Carol Poesia — Aos 30: poderosa e desencantada

(Capa do romance “A mulher de trinta anos”, de Honoré de Balzac)
(Capa do romance “A mulher de trinta anos”, de Honoré de Balzac)

Romper um romance aos trinta não é como romper aos dezoito. Em cada fase da vida ama-se de um jeito, é sabido por todos. Aos dezoito se é mais romântico e todo amor é pra sempre. A finitude se torna um drama, do qual se faz logo refeita.

Aos vinte e pouco, supera-se. Ainda não foi dessa vez. Dói, mas passa. O romantismo é menor e geralmente consegue-se ver com clareza os benefícios de ser s-o-l-t-e-i-r-a.

Aos trinta e pouco é que “o bicho pega”, trata-se de desengano. O buraco é mais embaixo porque o objetivo era acertar. Aliás, havia um objetivo. Além de lidar com toda a decepção e solidão, que já é familiar, tem-se que superar o insuperável: o tempo não vai voltar!

Aos trinta e pouco, geralmente, já se tem aquelas conquistas materiais básicas, o necessário pra se sustentar. Aquela vontade de promiscuidade que ia passar passou, foi saciada já. E os primeiros sinais “da idade” começam a aparentar. É o ponto mais alto da curva no gráfico. Estamos no auge, a um passo de declinar. Estamos? Quem disse? Seu corpo. Ah tá.

Começamos a olhar a vida com mais objetividade e a olhar os homens assim também. Não temos problemas morais em trepar por trepar, mas o que queremos mesmo é ir além. Não temos tanta disposição pra festas, em pé, de madrugada. E preferimos, sem sombra de dúvida, uma boa conversa de bar. Revivemos, saudosas, a “MPB da boa”. E não cultivamos, diga-se de passagem, esperança na MPB que virá.

Temos assunto, somos bonitas… Particularmente, a mulher depois dos trinta é uma delícia! Somos mais resilientes, independentes, sem frescura, nos viramos bem. Conseguimos. Vamos em frente. Só tem um porém…

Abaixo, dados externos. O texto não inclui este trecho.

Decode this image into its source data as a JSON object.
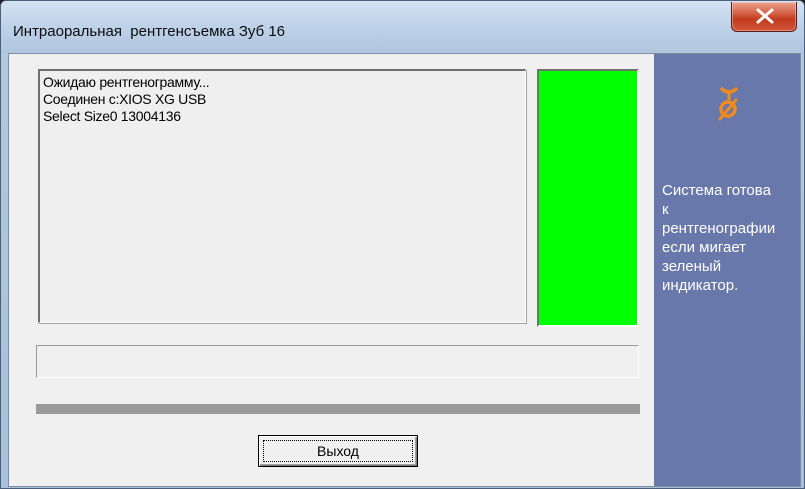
{
  "window": {
    "title": "Интраоральная  рентгенсъемка Зуб 16",
    "close_label": "x"
  },
  "log": {
    "lines": [
      "Ожидаю рентгенограмму...",
      "Соединен с:XIOS XG USB",
      "Select Size0 13004136"
    ]
  },
  "indicator": {
    "color": "#00ff00",
    "state": "ready"
  },
  "buttons": {
    "exit_label": "Выход"
  },
  "side_panel": {
    "icon": "disconnected-plug-icon",
    "icon_color": "#f08a1c",
    "background": "#6878ab",
    "message": "Система готова\nк\nрентгенографии\nесли мигает\nзеленый\nиндикатор."
  }
}
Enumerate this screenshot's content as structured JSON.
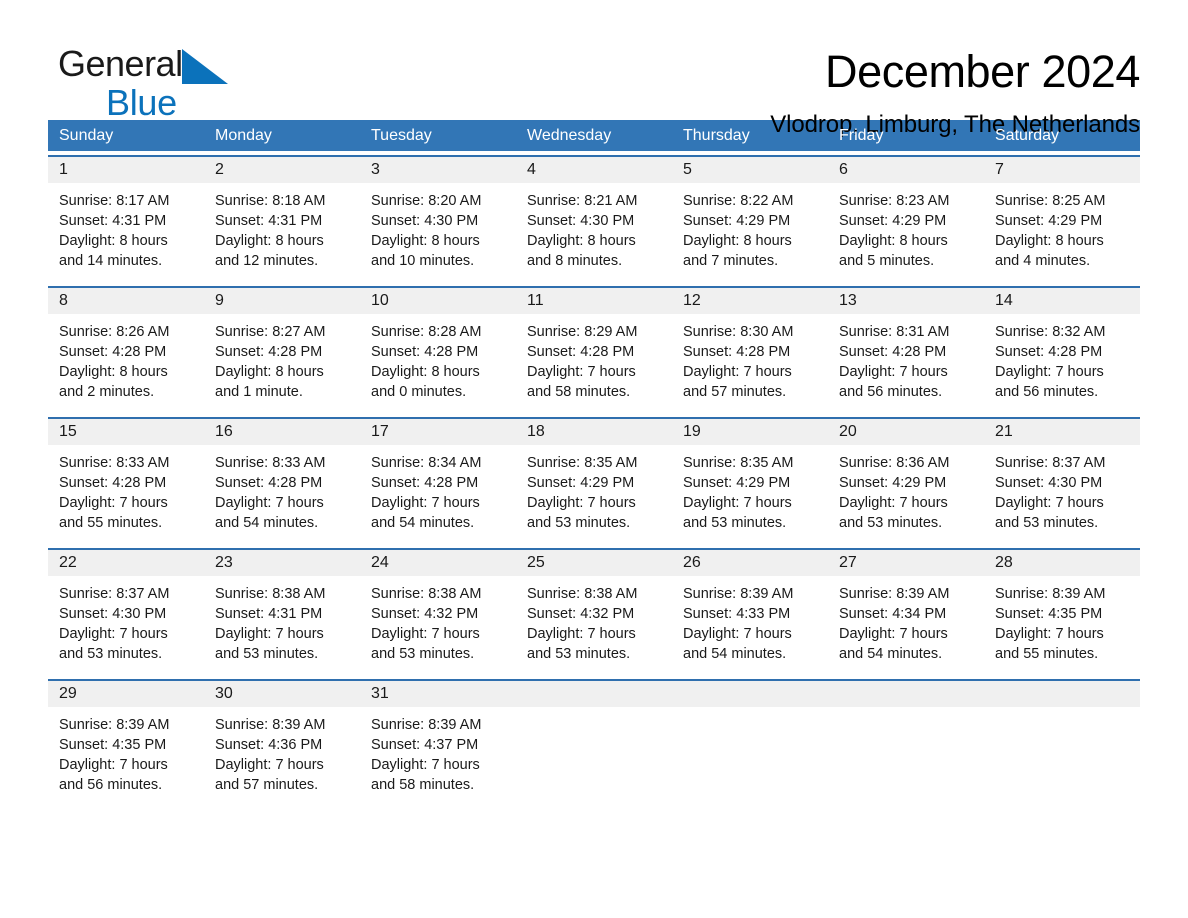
{
  "brand": {
    "name_part1": "General",
    "name_part2": "Blue",
    "triangle_color": "#0b72bb",
    "text_color": "#1a1a1a"
  },
  "header": {
    "month_title": "December 2024",
    "location": "Vlodrop, Limburg, The Netherlands",
    "header_bar_color": "#3276b6",
    "row_divider_color": "#2f6fae",
    "day_number_band_color": "#f0f0f0"
  },
  "weekdays": [
    "Sunday",
    "Monday",
    "Tuesday",
    "Wednesday",
    "Thursday",
    "Friday",
    "Saturday"
  ],
  "weeks": [
    {
      "days": [
        {
          "num": "1",
          "sunrise": "Sunrise: 8:17 AM",
          "sunset": "Sunset: 4:31 PM",
          "daylight1": "Daylight: 8 hours",
          "daylight2": "and 14 minutes."
        },
        {
          "num": "2",
          "sunrise": "Sunrise: 8:18 AM",
          "sunset": "Sunset: 4:31 PM",
          "daylight1": "Daylight: 8 hours",
          "daylight2": "and 12 minutes."
        },
        {
          "num": "3",
          "sunrise": "Sunrise: 8:20 AM",
          "sunset": "Sunset: 4:30 PM",
          "daylight1": "Daylight: 8 hours",
          "daylight2": "and 10 minutes."
        },
        {
          "num": "4",
          "sunrise": "Sunrise: 8:21 AM",
          "sunset": "Sunset: 4:30 PM",
          "daylight1": "Daylight: 8 hours",
          "daylight2": "and 8 minutes."
        },
        {
          "num": "5",
          "sunrise": "Sunrise: 8:22 AM",
          "sunset": "Sunset: 4:29 PM",
          "daylight1": "Daylight: 8 hours",
          "daylight2": "and 7 minutes."
        },
        {
          "num": "6",
          "sunrise": "Sunrise: 8:23 AM",
          "sunset": "Sunset: 4:29 PM",
          "daylight1": "Daylight: 8 hours",
          "daylight2": "and 5 minutes."
        },
        {
          "num": "7",
          "sunrise": "Sunrise: 8:25 AM",
          "sunset": "Sunset: 4:29 PM",
          "daylight1": "Daylight: 8 hours",
          "daylight2": "and 4 minutes."
        }
      ]
    },
    {
      "days": [
        {
          "num": "8",
          "sunrise": "Sunrise: 8:26 AM",
          "sunset": "Sunset: 4:28 PM",
          "daylight1": "Daylight: 8 hours",
          "daylight2": "and 2 minutes."
        },
        {
          "num": "9",
          "sunrise": "Sunrise: 8:27 AM",
          "sunset": "Sunset: 4:28 PM",
          "daylight1": "Daylight: 8 hours",
          "daylight2": "and 1 minute."
        },
        {
          "num": "10",
          "sunrise": "Sunrise: 8:28 AM",
          "sunset": "Sunset: 4:28 PM",
          "daylight1": "Daylight: 8 hours",
          "daylight2": "and 0 minutes."
        },
        {
          "num": "11",
          "sunrise": "Sunrise: 8:29 AM",
          "sunset": "Sunset: 4:28 PM",
          "daylight1": "Daylight: 7 hours",
          "daylight2": "and 58 minutes."
        },
        {
          "num": "12",
          "sunrise": "Sunrise: 8:30 AM",
          "sunset": "Sunset: 4:28 PM",
          "daylight1": "Daylight: 7 hours",
          "daylight2": "and 57 minutes."
        },
        {
          "num": "13",
          "sunrise": "Sunrise: 8:31 AM",
          "sunset": "Sunset: 4:28 PM",
          "daylight1": "Daylight: 7 hours",
          "daylight2": "and 56 minutes."
        },
        {
          "num": "14",
          "sunrise": "Sunrise: 8:32 AM",
          "sunset": "Sunset: 4:28 PM",
          "daylight1": "Daylight: 7 hours",
          "daylight2": "and 56 minutes."
        }
      ]
    },
    {
      "days": [
        {
          "num": "15",
          "sunrise": "Sunrise: 8:33 AM",
          "sunset": "Sunset: 4:28 PM",
          "daylight1": "Daylight: 7 hours",
          "daylight2": "and 55 minutes."
        },
        {
          "num": "16",
          "sunrise": "Sunrise: 8:33 AM",
          "sunset": "Sunset: 4:28 PM",
          "daylight1": "Daylight: 7 hours",
          "daylight2": "and 54 minutes."
        },
        {
          "num": "17",
          "sunrise": "Sunrise: 8:34 AM",
          "sunset": "Sunset: 4:28 PM",
          "daylight1": "Daylight: 7 hours",
          "daylight2": "and 54 minutes."
        },
        {
          "num": "18",
          "sunrise": "Sunrise: 8:35 AM",
          "sunset": "Sunset: 4:29 PM",
          "daylight1": "Daylight: 7 hours",
          "daylight2": "and 53 minutes."
        },
        {
          "num": "19",
          "sunrise": "Sunrise: 8:35 AM",
          "sunset": "Sunset: 4:29 PM",
          "daylight1": "Daylight: 7 hours",
          "daylight2": "and 53 minutes."
        },
        {
          "num": "20",
          "sunrise": "Sunrise: 8:36 AM",
          "sunset": "Sunset: 4:29 PM",
          "daylight1": "Daylight: 7 hours",
          "daylight2": "and 53 minutes."
        },
        {
          "num": "21",
          "sunrise": "Sunrise: 8:37 AM",
          "sunset": "Sunset: 4:30 PM",
          "daylight1": "Daylight: 7 hours",
          "daylight2": "and 53 minutes."
        }
      ]
    },
    {
      "days": [
        {
          "num": "22",
          "sunrise": "Sunrise: 8:37 AM",
          "sunset": "Sunset: 4:30 PM",
          "daylight1": "Daylight: 7 hours",
          "daylight2": "and 53 minutes."
        },
        {
          "num": "23",
          "sunrise": "Sunrise: 8:38 AM",
          "sunset": "Sunset: 4:31 PM",
          "daylight1": "Daylight: 7 hours",
          "daylight2": "and 53 minutes."
        },
        {
          "num": "24",
          "sunrise": "Sunrise: 8:38 AM",
          "sunset": "Sunset: 4:32 PM",
          "daylight1": "Daylight: 7 hours",
          "daylight2": "and 53 minutes."
        },
        {
          "num": "25",
          "sunrise": "Sunrise: 8:38 AM",
          "sunset": "Sunset: 4:32 PM",
          "daylight1": "Daylight: 7 hours",
          "daylight2": "and 53 minutes."
        },
        {
          "num": "26",
          "sunrise": "Sunrise: 8:39 AM",
          "sunset": "Sunset: 4:33 PM",
          "daylight1": "Daylight: 7 hours",
          "daylight2": "and 54 minutes."
        },
        {
          "num": "27",
          "sunrise": "Sunrise: 8:39 AM",
          "sunset": "Sunset: 4:34 PM",
          "daylight1": "Daylight: 7 hours",
          "daylight2": "and 54 minutes."
        },
        {
          "num": "28",
          "sunrise": "Sunrise: 8:39 AM",
          "sunset": "Sunset: 4:35 PM",
          "daylight1": "Daylight: 7 hours",
          "daylight2": "and 55 minutes."
        }
      ]
    },
    {
      "days": [
        {
          "num": "29",
          "sunrise": "Sunrise: 8:39 AM",
          "sunset": "Sunset: 4:35 PM",
          "daylight1": "Daylight: 7 hours",
          "daylight2": "and 56 minutes."
        },
        {
          "num": "30",
          "sunrise": "Sunrise: 8:39 AM",
          "sunset": "Sunset: 4:36 PM",
          "daylight1": "Daylight: 7 hours",
          "daylight2": "and 57 minutes."
        },
        {
          "num": "31",
          "sunrise": "Sunrise: 8:39 AM",
          "sunset": "Sunset: 4:37 PM",
          "daylight1": "Daylight: 7 hours",
          "daylight2": "and 58 minutes."
        },
        {
          "num": "",
          "sunrise": "",
          "sunset": "",
          "daylight1": "",
          "daylight2": ""
        },
        {
          "num": "",
          "sunrise": "",
          "sunset": "",
          "daylight1": "",
          "daylight2": ""
        },
        {
          "num": "",
          "sunrise": "",
          "sunset": "",
          "daylight1": "",
          "daylight2": ""
        },
        {
          "num": "",
          "sunrise": "",
          "sunset": "",
          "daylight1": "",
          "daylight2": ""
        }
      ]
    }
  ]
}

Esses dias, na casa de uma amiga, ouvi uma frase de que não esqueci. Ao ler nossos textos, a esposa de um radialista amigo disse: Ah! Mas vocês são muito poderosas, muito desencantadas.

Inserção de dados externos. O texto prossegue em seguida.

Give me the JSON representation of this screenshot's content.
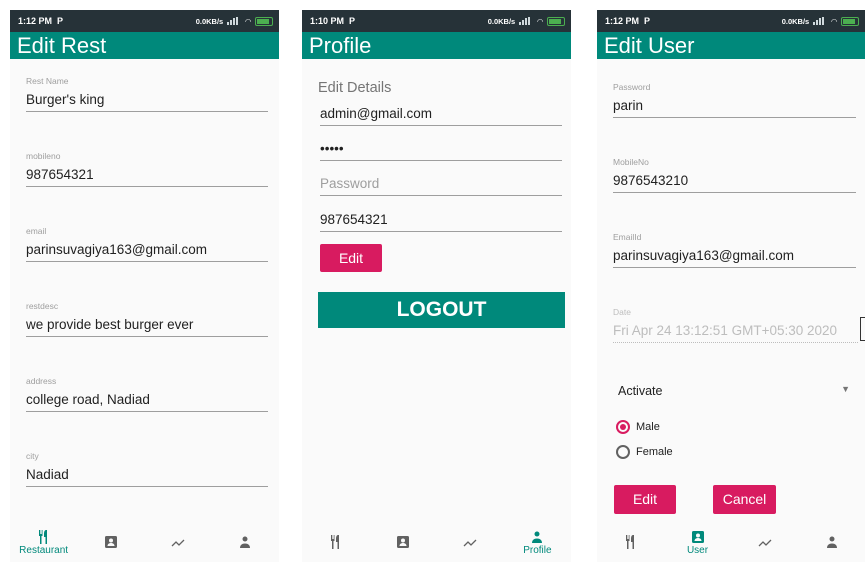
{
  "screens": {
    "edit_rest": {
      "status": {
        "time": "1:12 PM",
        "carrier_glyph": "P",
        "net": "0.0KB/s"
      },
      "title": "Edit Rest",
      "fields": [
        {
          "label": "Rest Name",
          "value": "Burger's king"
        },
        {
          "label": "mobileno",
          "value": "987654321"
        },
        {
          "label": "email",
          "value": "parinsuvagiya163@gmail.com"
        },
        {
          "label": "restdesc",
          "value": "we provide best burger ever"
        },
        {
          "label": "address",
          "value": "college road, Nadiad"
        },
        {
          "label": "city",
          "value": "Nadiad"
        }
      ],
      "nav": [
        {
          "label": "Restaurant"
        },
        {
          "label": ""
        },
        {
          "label": ""
        },
        {
          "label": ""
        }
      ]
    },
    "profile": {
      "status": {
        "time": "1:10 PM",
        "carrier_glyph": "P",
        "net": "0.0KB/s"
      },
      "title": "Profile",
      "section": "Edit Details",
      "email": "admin@gmail.com",
      "password_masked": "•••••",
      "password_placeholder": "Password",
      "phone": "987654321",
      "edit_label": "Edit",
      "logout_label": "LOGOUT",
      "nav": [
        {
          "label": ""
        },
        {
          "label": ""
        },
        {
          "label": ""
        },
        {
          "label": "Profile"
        }
      ]
    },
    "edit_user": {
      "status": {
        "time": "1:12 PM",
        "carrier_glyph": "P",
        "net": "0.0KB/s"
      },
      "title": "Edit User",
      "fields": [
        {
          "label": "Password",
          "value": "parin"
        },
        {
          "label": "MobileNo",
          "value": "9876543210"
        },
        {
          "label": "EmailId",
          "value": "parinsuvagiya163@gmail.com"
        },
        {
          "label": "Date",
          "value": "Fri Apr 24 13:12:51 GMT+05:30 2020"
        }
      ],
      "status_select": "Activate",
      "gender": {
        "options": [
          "Male",
          "Female"
        ],
        "selected": "Male"
      },
      "edit_label": "Edit",
      "cancel_label": "Cancel",
      "nav": [
        {
          "label": ""
        },
        {
          "label": "User"
        },
        {
          "label": ""
        },
        {
          "label": ""
        }
      ]
    }
  },
  "colors": {
    "primary": "#00897b",
    "accent": "#d81b60",
    "statusbar": "#263238"
  },
  "icons": [
    "restaurant-icon",
    "contact-card-icon",
    "trending-icon",
    "person-icon"
  ]
}
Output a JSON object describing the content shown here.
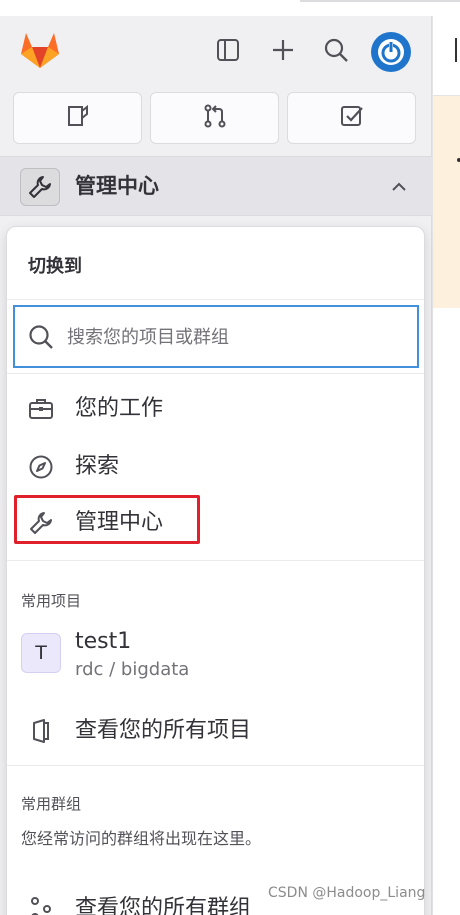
{
  "colors": {
    "accent": "#428fdc",
    "highlight": "#e0202a",
    "brand_orange": "#fc6d26"
  },
  "header": {
    "icons": [
      "gitlab-logo",
      "sidebar-toggle-icon",
      "plus-icon",
      "search-icon",
      "user-avatar"
    ]
  },
  "quick_actions": {
    "icons": [
      "issues-icon",
      "merge-request-icon",
      "todo-icon"
    ]
  },
  "context": {
    "label": "管理中心",
    "icon": "wrench-icon"
  },
  "switcher": {
    "title": "切换到",
    "search_placeholder": "搜索您的项目或群组",
    "items": [
      {
        "label": "您的工作",
        "icon": "briefcase-icon"
      },
      {
        "label": "探索",
        "icon": "compass-icon"
      },
      {
        "label": "管理中心",
        "icon": "wrench-icon"
      }
    ],
    "frequent_projects": {
      "title": "常用项目",
      "project": {
        "avatar_letter": "T",
        "name": "test1",
        "path": "rdc / bigdata"
      },
      "view_all": "查看您的所有项目"
    },
    "frequent_groups": {
      "title": "常用群组",
      "empty": "您经常访问的群组将出现在这里。",
      "view_all": "查看您的所有群组"
    }
  },
  "watermark": "CSDN @Hadoop_Liang"
}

Eu achei engraçada essa observação dela… Não sei se ela percebeu, mas ela relacionou poder ao desencanto, ao se referir a nossa “escrita feminina”. Fiquei pensando nisso… Será mesmo que existe essa relação? Será que os desencantos amorosos, atravessados pela cultura machista-opressora-misógina em que vivemos, leva a mulher, de alguma forma, ao poderio que exibimos hoje? Existe essa relação com os relacionamentos fracassados? E que poder é esse de que ela falava? O poder da escrita? O poder da lucidez? O poder de decidir? De querer? De não querer? O poder de foder sem culpa? De assumir os desejos? De ser o que quisermos, na cama que escolhermos, com quem decidirmos fazer? Nossa… Falando assim rs… Pareço poderosa mesmo… rs… Quanto poder há nas palavras… Por isso gosto delas.

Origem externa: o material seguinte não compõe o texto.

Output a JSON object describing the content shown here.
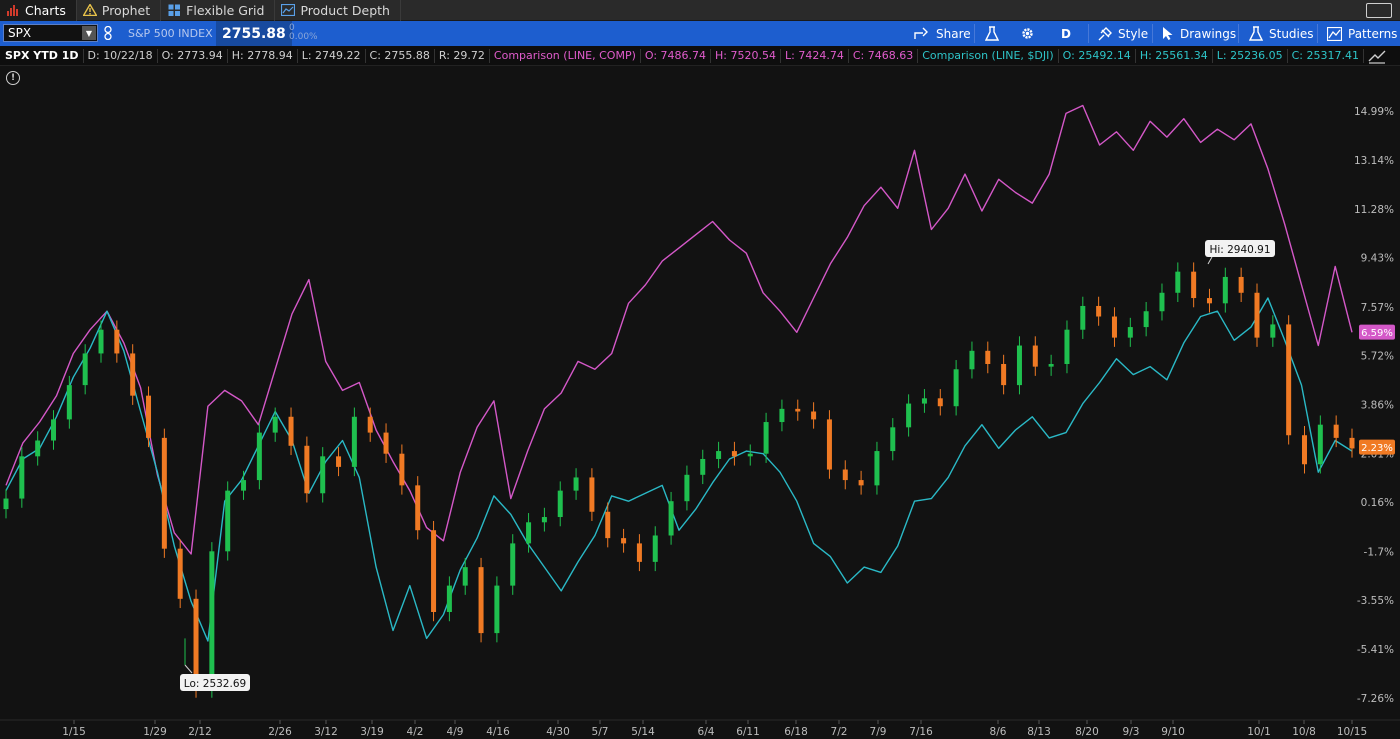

Acabo de terminar mais um relacionamento. Aparentemente tinha muito potencial. Aquela dor conhecida de quem se desencantou… Engraçado, mergulhada em desencanto eu não sinto nenhum poder… Sinto o que todo mundo sente, homem, mulher, quando recém-separado – desolação.

desolação

substantivo feminino

  1. destruição arrasadora; ruína, devastação.
  2. estado ou condição de um lugar devastado, transformado em deserto; desertificação, despovoamento.

Aquele vazio de quem amou. Você sabe. Então…

O fato é que acabo de sair de uma relação. E assim como aos dezoito, a dor é infinita; mas diferente dos dezoito, sei o que fazer com ela.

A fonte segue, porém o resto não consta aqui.